Black tarp covers several of the garden plots. Others are layered with hay, or growing cover crops and weeds. In the greenhouse, recently seeded pots are labeled with plastic tags. The bees are healthy, but quiet in the cold. Amidst the silence and social distancing of the COVID-19 outbreak, the BFA Fairfax school farm is being quietly cared for.

Despite Governor Scott’s stay at home directive in place until May 15, Fred Griffin has continued his work on the farm since school has been let out. “We can’t have a program in September if we don’t have a garden,” he says. He keeps his work to a minimum and says that the farm is in maintenance mode. “I just planted the bare minimum that the garden needs.”                                    

Griffin says most of his time is spent feeding the chickens and the bees or working in the greenhouse. “We fed them pollen patties, which… they need as they’re waiting for their pollen sources to develop,” he says. Griffin checks on the farm in the morning and afternoon each day.

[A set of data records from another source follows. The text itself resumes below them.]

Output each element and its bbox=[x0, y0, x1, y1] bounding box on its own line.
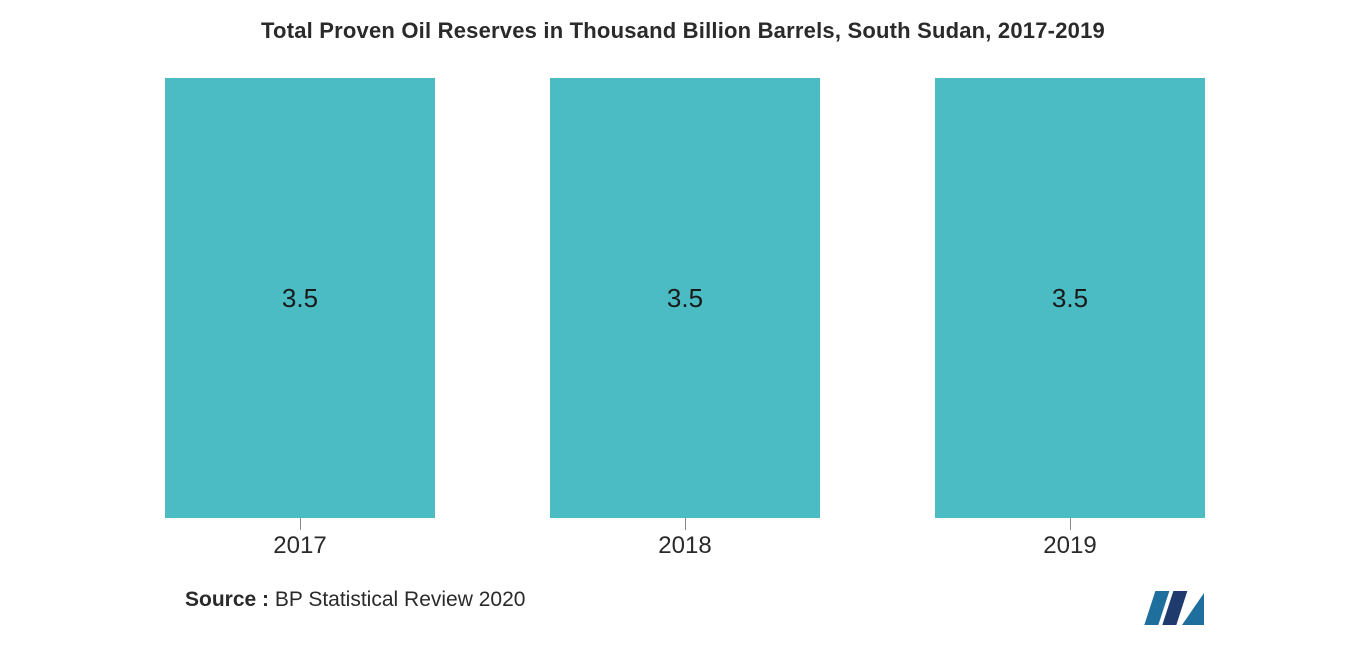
bar-2018: 3.5 bbox=[550, 78, 820, 518]
bar-value-2017: 3.5 bbox=[282, 283, 318, 314]
tick-2019 bbox=[1070, 518, 1071, 530]
x-label-2018: 2018 bbox=[550, 532, 820, 560]
bar-2019: 3.5 bbox=[935, 78, 1205, 518]
bar-group-2017: 3.5 bbox=[165, 78, 435, 518]
bar-value-2019: 3.5 bbox=[1052, 283, 1088, 314]
chart-title: Total Proven Oil Reserves in Thousand Bi… bbox=[0, 0, 1366, 44]
bar-value-2018: 3.5 bbox=[667, 283, 703, 314]
x-label-2019: 2019 bbox=[935, 532, 1205, 560]
x-label-2017: 2017 bbox=[165, 532, 435, 560]
tick-2018 bbox=[685, 518, 686, 530]
source-text: BP Statistical Review 2020 bbox=[275, 588, 526, 611]
plot-area: 3.5 3.5 3.5 bbox=[165, 78, 1205, 518]
source-label: Source : bbox=[185, 588, 275, 611]
bar-2017: 3.5 bbox=[165, 78, 435, 518]
bar-group-2019: 3.5 bbox=[935, 78, 1205, 518]
bar-group-2018: 3.5 bbox=[550, 78, 820, 518]
mordor-logo-icon bbox=[1142, 589, 1204, 627]
x-axis-labels: 2017 2018 2019 bbox=[165, 532, 1205, 560]
tick-2017 bbox=[300, 518, 301, 530]
source-row: Source : BP Statistical Review 2020 bbox=[185, 588, 525, 612]
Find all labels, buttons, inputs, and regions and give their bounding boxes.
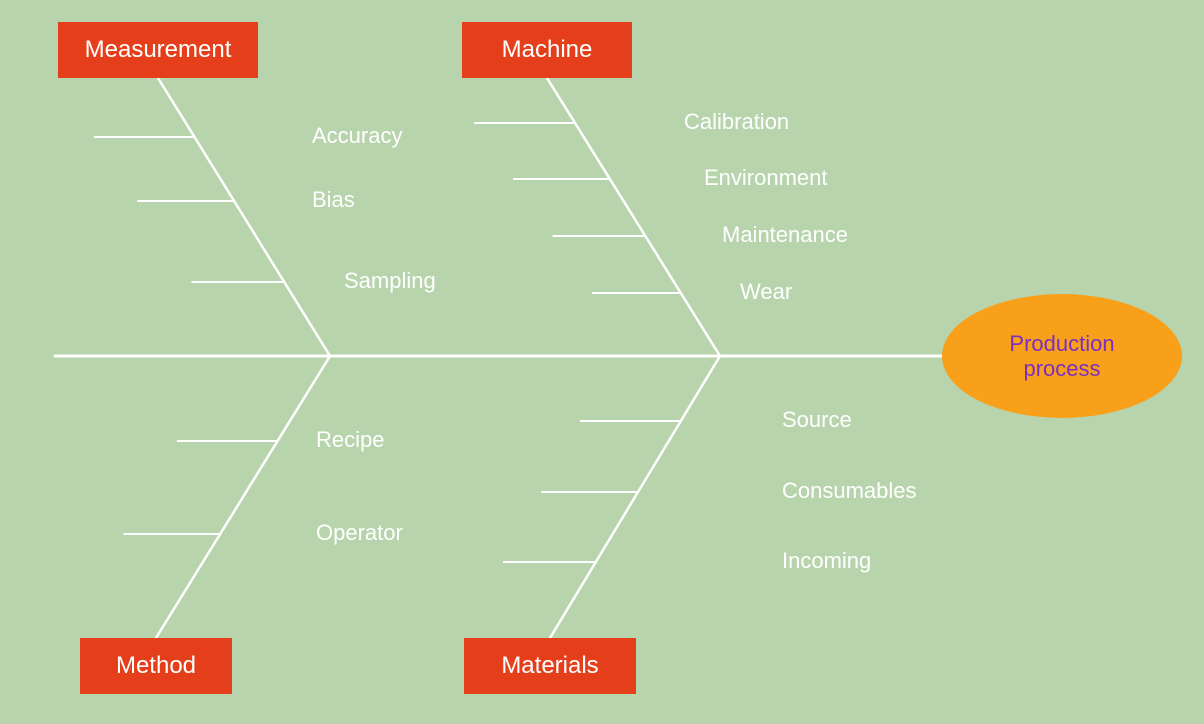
cause-label-machine-2: Maintenance [722, 222, 848, 248]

Griffin has also had help on the farm from several community members. Griffin says that he had “people lined up to help with” planting 150 asparagus roots. Griffin says this nursery will be an important part of keeping the Harvest Dinner achievable this autumn.

“Volunteers want to help with the chickens,” he says. “I notify them when it’s time to move the fence to a new pasture area.” Griffin says that while there are volunteers on the farm, they all wear gloves and masks, and practice social distancing.

Construction has stopped on the farm. The program’s sugar house has been postponed until further notice. Griffin says the farm “won’t be generating any… new compost,” over the summer. Because school is closed, the in-class compost buckets aren’t even being filled, let alone emptied on the farm.

COVID-19 brings a lot of fast changes, but Griffin is keeping up. He says the farm is doing remarkably well, and he has few worries about its success in the fall. “We have enough community help to do the maintenance work to come into fall… with our outdoor classroom intact.”

Griffin says that before the stay at home order, the farm was “ready to start moving the program outdoors,” but they “never got a chance.” Griffin says that the school closings and stay at home directives were unexpected at Fairfax, where “nobody was doing anything different,” and that “school was disbanded before any practices like social distancing or extended hand washing took place.”

Griffin says the transition to online classes has been difficult for him. “It just feels very burdensome,” he says. “It just kind of blends into this very long, monotonous, leaden thing.” Griffin says replacing work for the Farm to School class has been difficult, but he is available by email to help students with their online assignments.

Griffin says his wife, Elizabeth Griffin, had to stop working at the local food shelf, which the farm would typically donate its surplus produce to. It is now being operated by the high school nurses.

At the end of the day, and at the end of the COVID-19 outbreak, Griffin says he believes the Fairfax community and the Farm to School program will support each other. “Anything that comes out of the farm is going to be added to the food shelf,” he says.

“The Harvest dinner will depend on… the garden, which will depend on… the community’s support,” he says. Griffin is confident the farm will be in good condition for the students to return to in the fall. Between healthy chickens, two full beehives, and a bed of asparagus, Griffin says “there’ll be a full-scale garden out there.”